Dominion Resources has fully participated in the markets gains over this period, and has significantly out-performed the utility sector.  In light of the stock's 20% plus gains year to date, and with Dominion Resources now selling at a premium valuation, we think it's opportune to lock in a gain by selling the position.

This has been a good year for Dominion Resources. Operationally, the company has performed adequately, with revenues and earnings generally within guidance and expectations. For the most part, the regulated utility business is better than average, with manageable regulatory regimes and superior growth prospects versus its peers. 

The best news for Dominion Resources this year was its announcement to form a master-limited partnership (MLP) for some of its natural gas gathering, transport and export businesses.  This provides a tax-advantaged structure to fund the growth of this non-regulated business, separate from the parent company. 

This was a nice plus for stockholders, as the market typically ascribes a higher value to MLPs because of their tax status, strong free cash flow and payouts to their investors, and good operating growth.  This higher market valuation of part of the company's assets ultimately benefits the parent's overall valuation, and of course Dominion Resources shareholders.

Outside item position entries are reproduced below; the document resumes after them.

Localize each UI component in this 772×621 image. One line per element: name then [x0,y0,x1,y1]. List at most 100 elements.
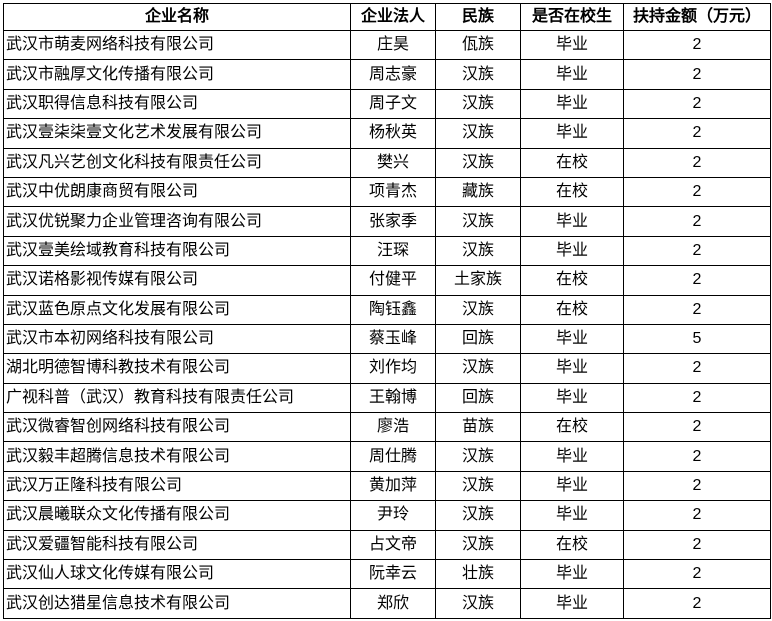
student-status-cell: 在校 [520,147,624,178]
table-row: 广视科普（武汉）教育科技有限责任公司 王翰博 回族 毕业 2 [3,382,771,414]
company-name-cell: 武汉蓝色原点文化发展有限公司 [3,294,351,325]
student-status-cell: 毕业 [520,470,624,502]
student-status-cell: 毕业 [520,29,624,61]
company-name-cell: 武汉职得信息科技有限公司 [3,88,351,120]
ethnicity-cell: 壮族 [435,559,521,590]
table-body: 武汉市萌麦网络科技有限公司 庄昊 佤族 毕业 2 武汉市融厚文化传播有限公司 周志豪 汉族 毕业… [3,29,771,619]
support-amount-cell: 2 [623,529,771,561]
ethnicity-cell: 汉族 [435,235,521,267]
header-legal-rep: 企业法人 [350,3,436,31]
company-name-cell: 武汉毅丰超腾信息技术有限公司 [3,441,351,472]
ethnicity-cell: 土家族 [435,265,521,296]
table-row: 武汉毅丰超腾信息技术有限公司 周仕腾 汉族 毕业 2 [3,441,771,472]
company-name-cell: 武汉凡兴艺创文化科技有限责任公司 [3,147,351,178]
table-row: 武汉诺格影视传媒有限公司 付健平 土家族 在校 2 [3,265,771,296]
legal-rep-cell: 汪琛 [350,235,436,267]
ethnicity-cell: 汉族 [435,294,521,325]
ethnicity-cell: 汉族 [435,588,521,619]
table-row: 武汉优锐聚力企业管理咨询有限公司 张家季 汉族 毕业 2 [3,206,771,237]
support-amount-cell: 2 [623,235,771,267]
student-status-cell: 毕业 [520,588,624,619]
ethnicity-cell: 苗族 [435,412,521,443]
header-student-status: 是否在校生 [520,3,624,31]
ethnicity-cell: 汉族 [435,59,521,90]
student-status-cell: 毕业 [520,206,624,237]
company-name-cell: 武汉市融厚文化传播有限公司 [3,59,351,90]
company-name-cell: 武汉万正隆科技有限公司 [3,470,351,502]
ethnicity-cell: 汉族 [435,353,521,384]
legal-rep-cell: 项青杰 [350,176,436,208]
table-row: 武汉仙人球文化传媒有限公司 阮幸云 壮族 毕业 2 [3,559,771,590]
company-name-cell: 武汉市萌麦网络科技有限公司 [3,29,351,61]
ethnicity-cell: 汉族 [435,529,521,561]
company-name-cell: 湖北明德智博科教技术有限公司 [3,353,351,384]
student-status-cell: 毕业 [520,441,624,472]
legal-rep-cell: 庄昊 [350,29,436,61]
legal-rep-cell: 阮幸云 [350,559,436,590]
student-status-cell: 在校 [520,176,624,208]
header-row: 企业名称 企业法人 民族 是否在校生 扶持金额（万元） [3,3,771,31]
student-status-cell: 毕业 [520,353,624,384]
student-status-cell: 在校 [520,529,624,561]
legal-rep-cell: 占文帝 [350,529,436,561]
table-row: 武汉中优朗康商贸有限公司 项青杰 藏族 在校 2 [3,176,771,208]
ethnicity-cell: 汉族 [435,441,521,472]
legal-rep-cell: 陶钰鑫 [350,294,436,325]
support-amount-cell: 2 [623,353,771,384]
student-status-cell: 毕业 [520,500,624,531]
legal-rep-cell: 尹玲 [350,500,436,531]
legal-rep-cell: 樊兴 [350,147,436,178]
table-row: 武汉万正隆科技有限公司 黄加萍 汉族 毕业 2 [3,470,771,502]
company-name-cell: 武汉诺格影视传媒有限公司 [3,265,351,296]
header-company-name: 企业名称 [3,3,351,31]
company-name-cell: 武汉爱疆智能科技有限公司 [3,529,351,561]
support-amount-cell: 2 [623,412,771,443]
company-name-cell: 武汉仙人球文化传媒有限公司 [3,559,351,590]
table-row: 武汉晨曦联众文化传播有限公司 尹玲 汉族 毕业 2 [3,500,771,531]
table-row: 武汉壹柒柒壹文化艺术发展有限公司 杨秋英 汉族 毕业 2 [3,118,771,149]
company-name-cell: 武汉晨曦联众文化传播有限公司 [3,500,351,531]
student-status-cell: 毕业 [520,559,624,590]
support-amount-cell: 2 [623,147,771,178]
student-status-cell: 毕业 [520,235,624,267]
enterprise-support-table: 企业名称 企业法人 民族 是否在校生 扶持金额（万元） 武汉市萌麦网络科技有限公司 庄昊佤… [3,3,771,619]
company-name-cell: 武汉优锐聚力企业管理咨询有限公司 [3,206,351,237]
company-name-cell: 武汉中优朗康商贸有限公司 [3,176,351,208]
table-row: 武汉市萌麦网络科技有限公司 庄昊 佤族 毕业 2 [3,29,771,61]
company-name-cell: 武汉壹柒柒壹文化艺术发展有限公司 [3,118,351,149]
support-amount-cell: 2 [623,176,771,208]
legal-rep-cell: 周子文 [350,88,436,120]
student-status-cell: 毕业 [520,323,624,355]
company-name-cell: 广视科普（武汉）教育科技有限责任公司 [3,382,351,414]
legal-rep-cell: 王翰博 [350,382,436,414]
header-ethnicity: 民族 [435,3,521,31]
table-row: 武汉市融厚文化传播有限公司 周志豪 汉族 毕业 2 [3,59,771,90]
support-amount-cell: 2 [623,559,771,590]
table-row: 武汉壹美绘域教育科技有限公司 汪琛 汉族 毕业 2 [3,235,771,267]
ethnicity-cell: 汉族 [435,500,521,531]
company-name-cell: 武汉壹美绘域教育科技有限公司 [3,235,351,267]
support-amount-cell: 2 [623,118,771,149]
support-amount-cell: 2 [623,59,771,90]
student-status-cell: 毕业 [520,59,624,90]
legal-rep-cell: 张家季 [350,206,436,237]
ethnicity-cell: 汉族 [435,147,521,178]
student-status-cell: 毕业 [520,88,624,120]
student-status-cell: 毕业 [520,118,624,149]
legal-rep-cell: 黄加萍 [350,470,436,502]
support-amount-cell: 2 [623,470,771,502]
company-name-cell: 武汉微睿智创网络科技有限公司 [3,412,351,443]
legal-rep-cell: 杨秋英 [350,118,436,149]
support-amount-cell: 2 [623,441,771,472]
student-status-cell: 在校 [520,265,624,296]
support-amount-cell: 2 [623,206,771,237]
student-status-cell: 毕业 [520,382,624,414]
student-status-cell: 在校 [520,412,624,443]
ethnicity-cell: 回族 [435,323,521,355]
support-amount-cell: 2 [623,294,771,325]
ethnicity-cell: 回族 [435,382,521,414]
ethnicity-cell: 汉族 [435,470,521,502]
ethnicity-cell: 藏族 [435,176,521,208]
legal-rep-cell: 廖浩 [350,412,436,443]
legal-rep-cell: 付健平 [350,265,436,296]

All this being said, we believe that Dominion Resources is now fully valued, as the stock has outperformed its group and the overall market.  Its price-to-earnings ratio on 2013 estimated EPS has expanded to 18.7 times, while its dividend yield has eroded to 3.6%. The stock is no longer cheap, neither absolutely, nor vs. its history, or its peer group. 

By way of comparison, we think investors should get better returns with less risk going forward in some of our other recently recommended utilities, including Duke Energy (DUK), Consolidated Edison (ED), and Southern Company (SO).  Each of these stocks trades at a significantly lower earnings multiple, carries a much higher dividend yield, yet also has adequate growth prospects and good financial strength. In short, these companies should also provide the attributes that we originally found desirable in Dominion Resources.

Bottom line, it's time to declare victory in Dominion Resources, and to move on.